For further information, see a copy of the Academic Policy, available online ( or at Seneca's Registrar's Offices.

Modes of Evaluation
Since this is a professional credit course, marking standards reinforce professional practice by
demanding legible, neat documents. Material should be grammatically correct as a result of
accurate proof-reading, proper spelling and punctuation. Late assignments are penalized at the
discretion of the instructor.

Students must pass the final examination to pass the course.

Absenteeism and Tests

  • Students should be aware that absenteeism will impact on their ability to achieve satisfactory grades.
  • If you are absent for a test or examination due to an emergency (death in the family, motor vehicle accident – not usually a business trip) official documentation must be provided to the Faculty of Continuing Education and Training Program Coordinator’s office, fax number 416-756-4360, prior to the test or examination and no later than the following day.
  • Assignments, tests or examinations missed without official documentation and approval, see previous bullet, result in a grade of zero.
  • A minimum grade of 50% on the final examination and 50% overall in the course is required to obtain a Seneca credit.           
  • Requirements for the UBC Certificate in Real Property Assessment require a minimum grade of 50% on the final examination and a minimum overall grade of 60% in the course.  
  • Requirements for credits with the Institute of Municipal Assessors and the Appraisal Institute of Canada require a minimum grade of 50% on the final examination and a minimum overall grade of 60% in the course.
Grading is based on the following marking scheme:
Assignments 15%
Project 1 10%
Project 2 25%
Final Exam  50%
 Project 1: Appraisal research exercises: 10% of final grade.
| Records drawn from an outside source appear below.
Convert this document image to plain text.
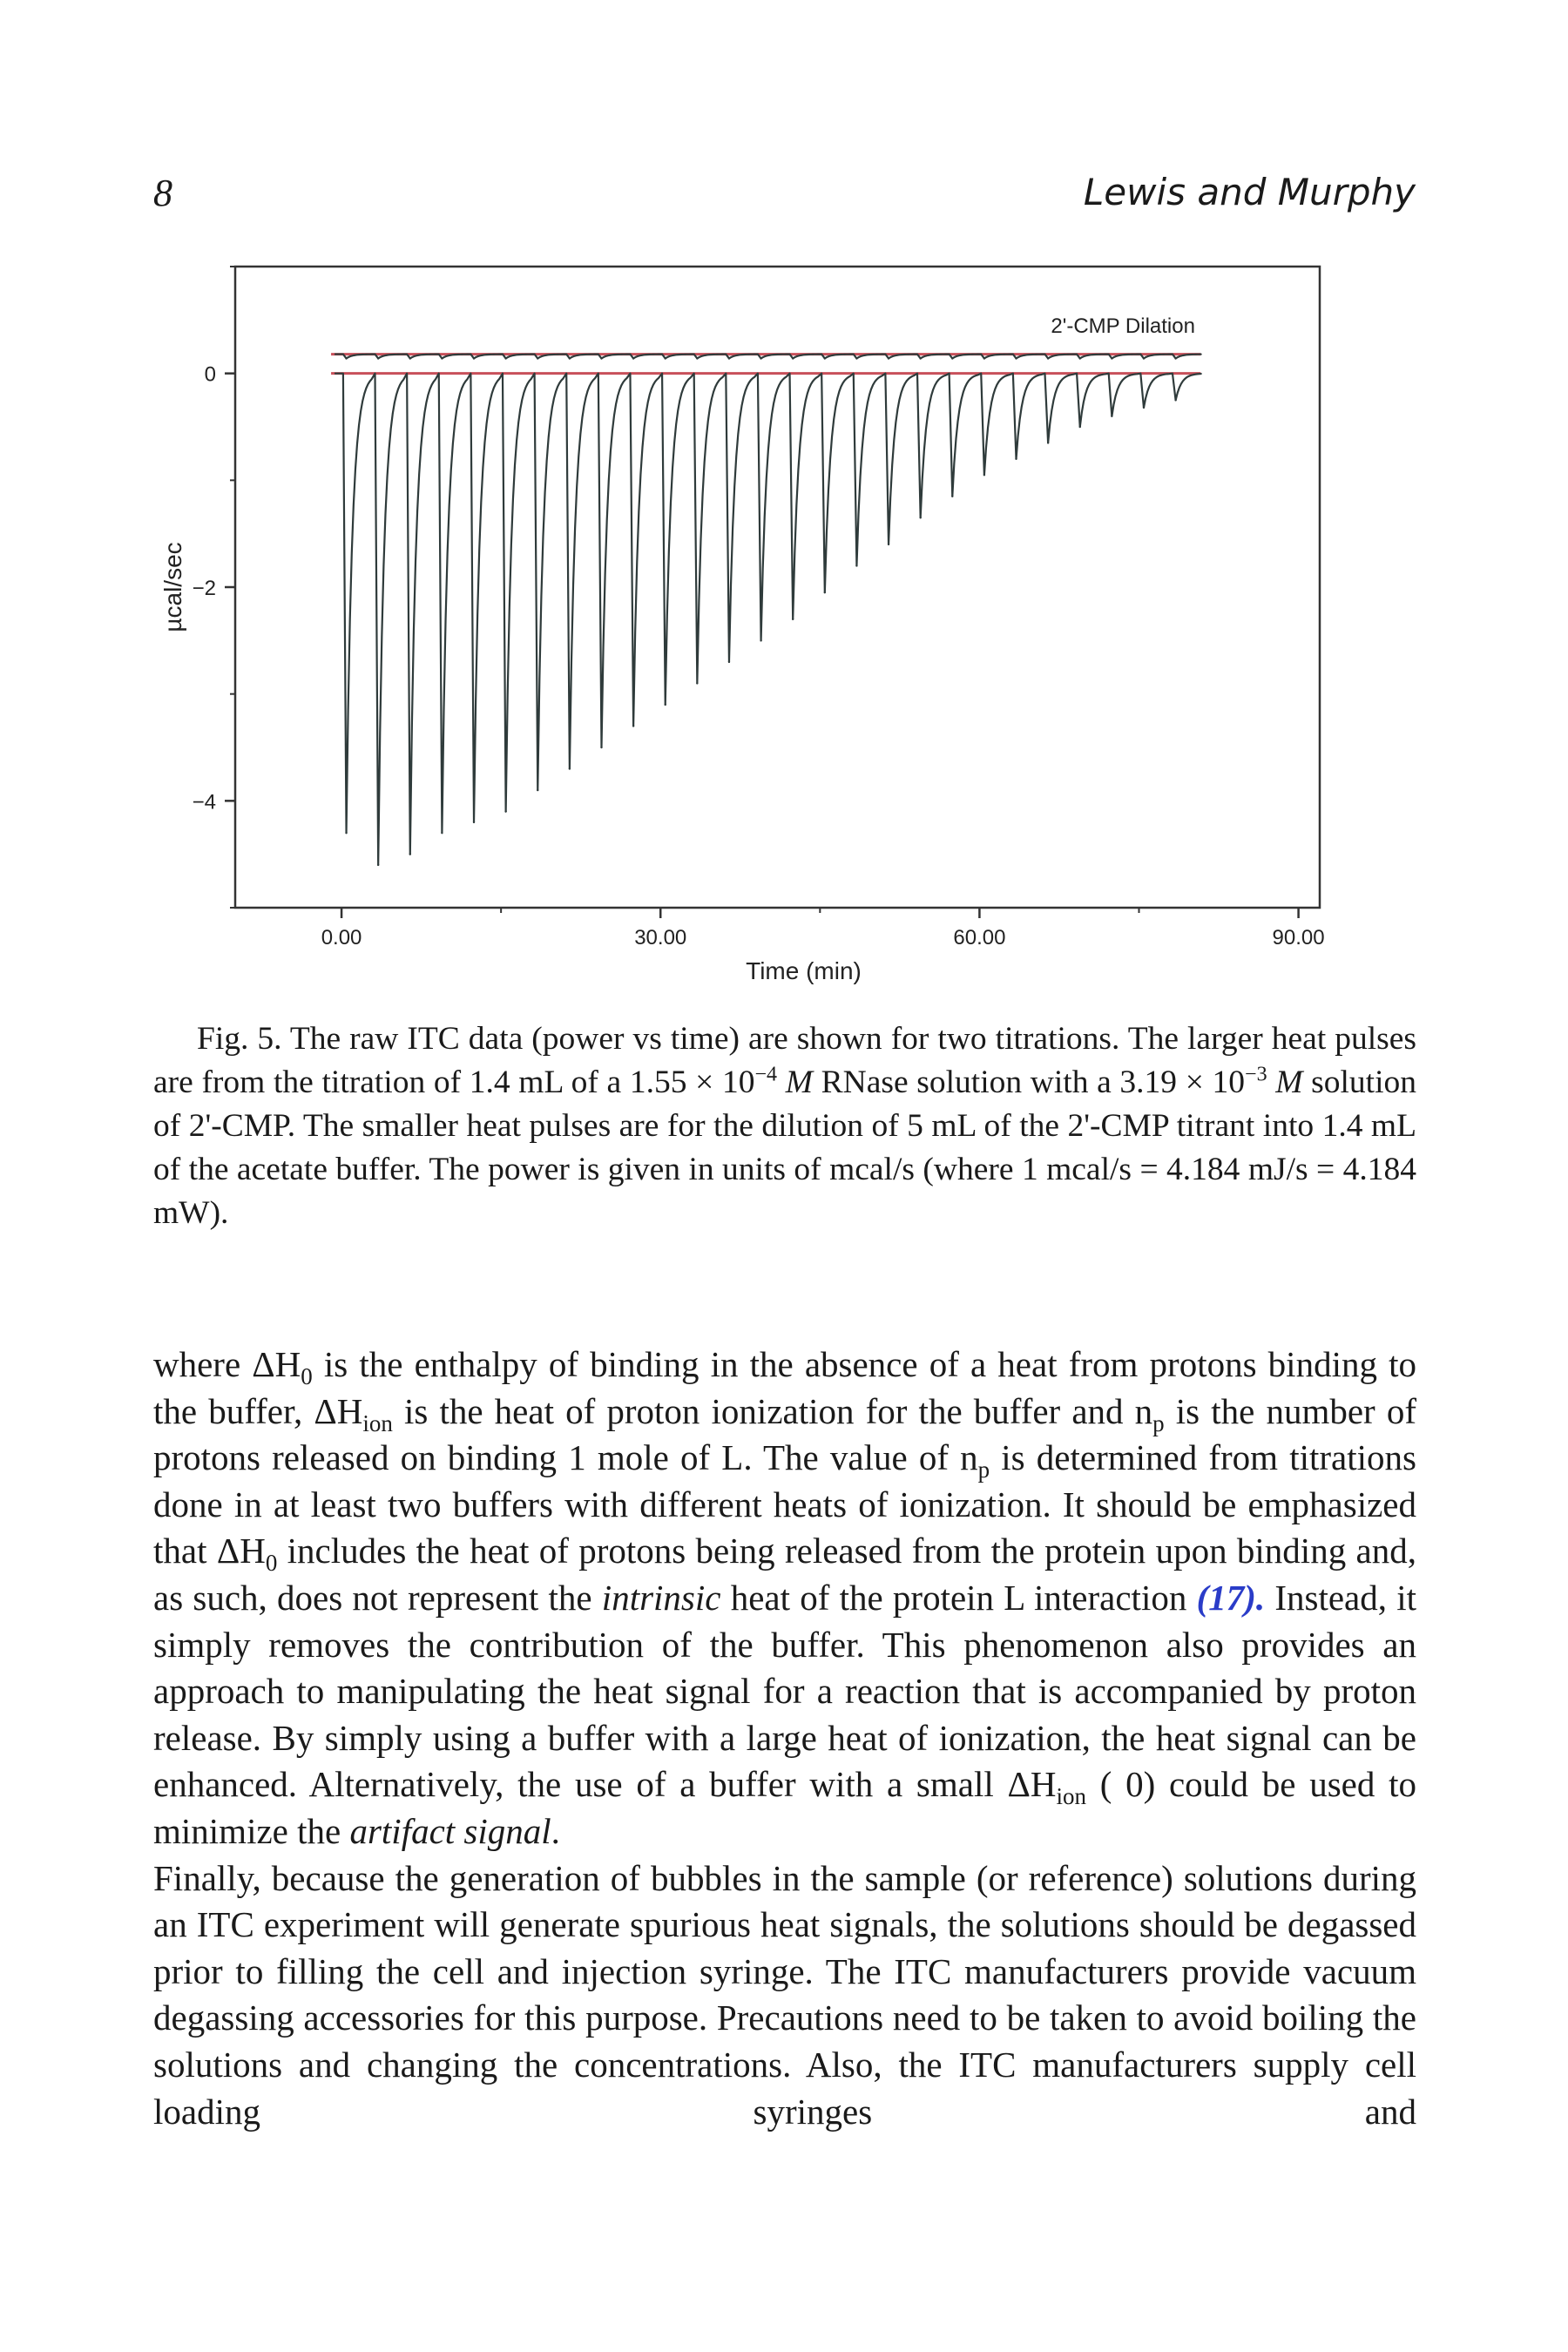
8	Lewis and Murphy
0
−2
−4
0.00	30.00	60.00	90.00
Time (min)
µcal/sec
2'-CMP Dilation
Fig. 5. The raw ITC data (power vs time) are shown for two titrations. The larger heat pulses are from the titration of 1.4 mL of a $1.55 \times 10^{-4}$ M RNase solution with a $3.19 \times 10^{-3}$ M solution of 2'-CMP. The smaller heat pulses are for the dilution of 5 mL of the 2'-CMP titrant into 1.4 mL of the acetate buffer. The power is given in units of mcal/s (where 1 mcal/s = 4.184 mJ/s = 4.184 mW).

where $\Delta H_0$ is the enthalpy of binding in the absence of a heat from protons binding to the buffer, $\Delta H_{ion}$ is the heat of proton ionization for the buffer and $n_p$ is the number of protons released on binding 1 mole of L. The value of $n_p$ is determined from titrations done in at least two buffers with different heats of ionization. It should be emphasized that $\Delta H_0$ includes the heat of protons being released from the protein upon binding and, as such, does not represent the intrinsic heat of the protein L interaction (17). Instead, it simply removes the contribution of the buffer. This phenomenon also provides an approach to manipulating the heat signal for a reaction that is accompanied by proton release. By simply using a buffer with a large heat of ionization, the heat signal can be enhanced. Alternatively, the use of a buffer with a small $\Delta H_{ion}$ ( 0) could be used to minimize the artifact signal.

Finally, because the generation of bubbles in the sample (or reference) solutions during an ITC experiment will generate spurious heat signals, the solutions should be degassed prior to filling the cell and injection syringe. The ITC manufacturers provide vacuum degassing accessories for this purpose. Precautions need to be taken to avoid boiling the solutions and changing the concentrations. Also, the ITC manufacturers supply cell loading syringes and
    This project requires the student to apply some of the course concepts towards several
    short practical case study scenarios while explaining various appraisal issues. They are
    then required to do field work. First, they must carry out a property inspection, involving
    a physical site analysis on a property selected by the student. Second, they are required to
    complete a research project focusing on an aspect of real estate appraisal chosen by the
    students, either on the Internet or based on published sources.

Project 2: Single-family residential appraisal: 25% of final grade.

    This project requires students to carry out an appraisal of a residential property. This
    requires that students have physical access to a building for inspection as well as information
    on its ownership and financial attributes. Students must carry out field work including a
    neighbourhood analysis, data gathering, finding and reviewing comparable properties, interviews
    with market participants, etc.

Please keep this document for future reference.  It will be required if you apply to another educational institution and seek advanced standing.